Optimizing Django Querysets

A common complaint I’ve heard on the streets with Django is that it’s slow, like a Greenland Shark, but a reasonably acceptable level of speed can be achieved with basic database optimizations.  Since database access requires reading or writing data from the hard drive, the amount of time required to interact with the database is magnitudes slower than a few processor cycles.  When a single processor cycle is in the realm of 10 nanoseconds and reading from the a database can take milliseconds, the difference between the two is like comparing a second to an entire year.

This post is NOT about database optimizations themselves which would be another subject entirely, but more about navigating Django Querysets properly such to minimize the number of database queries made and avoiding redundant logic.  After devoting a few dozen hours to optimizing Django queries, I wanted to document the most common cases I was able to find.

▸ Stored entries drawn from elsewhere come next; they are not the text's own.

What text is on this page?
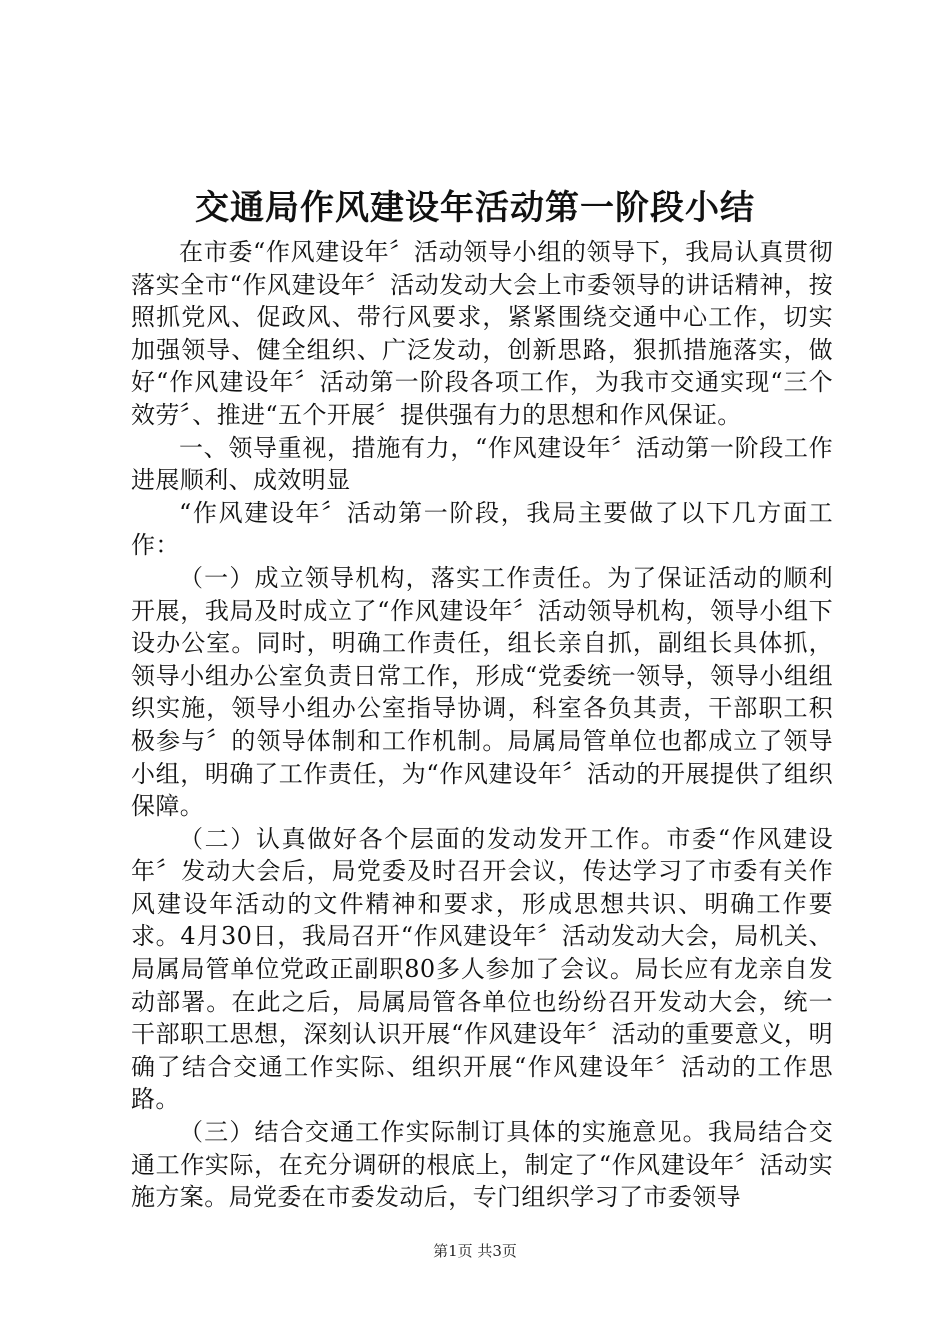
交通局作风建设年活动第一阶段小结

在市委“作风建设年〞活动领导小组的领导下，我局认真贯彻落实全市“作风建设年〞活动发动大会上市委领导的讲话精神，按照抓党风、促政风、带行风要求，紧紧围绕交通中心工作，切实加强领导、健全组织、广泛发动，创新思路，狠抓措施落实，做好“作风建设年〞活动第一阶段各项工作，为我市交通实现“三个效劳〞、推进“五个开展〞提供强有力的思想和作风保证。

一、领导重视，措施有力，“作风建设年〞活动第一阶段工作进展顺利、成效明显

“作风建设年〞活动第一阶段，我局主要做了以下几方面工作：

（一）成立领导机构，落实工作责任。为了保证活动的顺利开展，我局及时成立了“作风建设年〞活动领导机构，领导小组下设办公室。同时，明确工作责任，组长亲自抓，副组长具体抓，领导小组办公室负责日常工作，形成“党委统一领导，领导小组组织实施，领导小组办公室指导协调，科室各负其责，干部职工积极参与〞的领导体制和工作机制。局属局管单位也都成立了领导小组，明确了工作责任，为“作风建设年〞活动的开展提供了组织保障。

（二）认真做好各个层面的发动发开工作。市委“作风建设年〞发动大会后，局党委及时召开会议，传达学习了市委有关作风建设年活动的文件精神和要求，形成思想共识、明确工作要求。4月30日，我局召开“作风建设年〞活动发动大会，局机关、局属局管单位党政正副职80多人参加了会议。局长应有龙亲自发动部署。在此之后，局属局管各单位也纷纷召开发动大会，统一干部职工思想，深刻认识开展“作风建设年〞活动的重要意义，明确了结合交通工作实际、组织开展“作风建设年〞活动的工作思路。

（三）结合交通工作实际制订具体的实施意见。我局结合交通工作实际，在充分调研的根底上，制定了“作风建设年〞活动实施方案。局党委在市委发动后，专门组织学习了市委领导

第1页 共3页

Below are the common pitfalls I found, in order of my perceived commonality:

Not Recognizing When a Queryset is Executed

A Django developer with a marginal level of experience should recognize that Django Querysets are lazily evaluated, meaning that the database isn’t accessed until the data inside of it is actually needed.  So if we have a queryset:

ArbitraryModel.objects.all()

No actual fetching to the database has occurred yet.  Rather, any of the following logic will fetch from the database:

ArbitraryModel.objects.all()[0]
list(ArbitraryModel.objects.all())
len(ArbitraryModel.objects.all())

 

With that said, you’ll notice that the above logic is fetching the same data over and over, and we’ve now ended up making three queries to the database, but we’re working with the same set of data.  Hence, the ideal scenario in this case would be:

arbitrary_models = list(ArbitraryModel.objects.all())
first_element = arbitrary_models[0]
length = len(arbitrary_models)

 

So in a real world scenario, consider a case in which we’re making a point to cache results, and we have some python decorator that caches the results of a function.  So let’s say we have a function:

@cached
def cached_models():
    return ArbitraryModel.objects.all()

 

Alas, the entire intent of the programmer here has been missed entirely.  If we’re caching a queryset rather than a list, we’re not caching anything significant at all.  If this function is called again and again, we’re evaluating a queryset again and again because we’ve yet to cache the results of the queryset.  EDIT: Django will cache the results of a queryset so I was incorrect about this particular case. Either way, we can deliberately cache the results ourselves of a queryset with:

@cached
def cached_models():
    return list(ArbitraryModel.objects.all())

 

Iterating Over Objects With a Many to Many Relationship

In general, if there’s any type of queryset inside of a loop, I’m willing to bet at least $7 that there’s a better way of querying the database.  The only exception to this rule is that we’re making a deliberate effort of minimizing the memory footprint our application is creating.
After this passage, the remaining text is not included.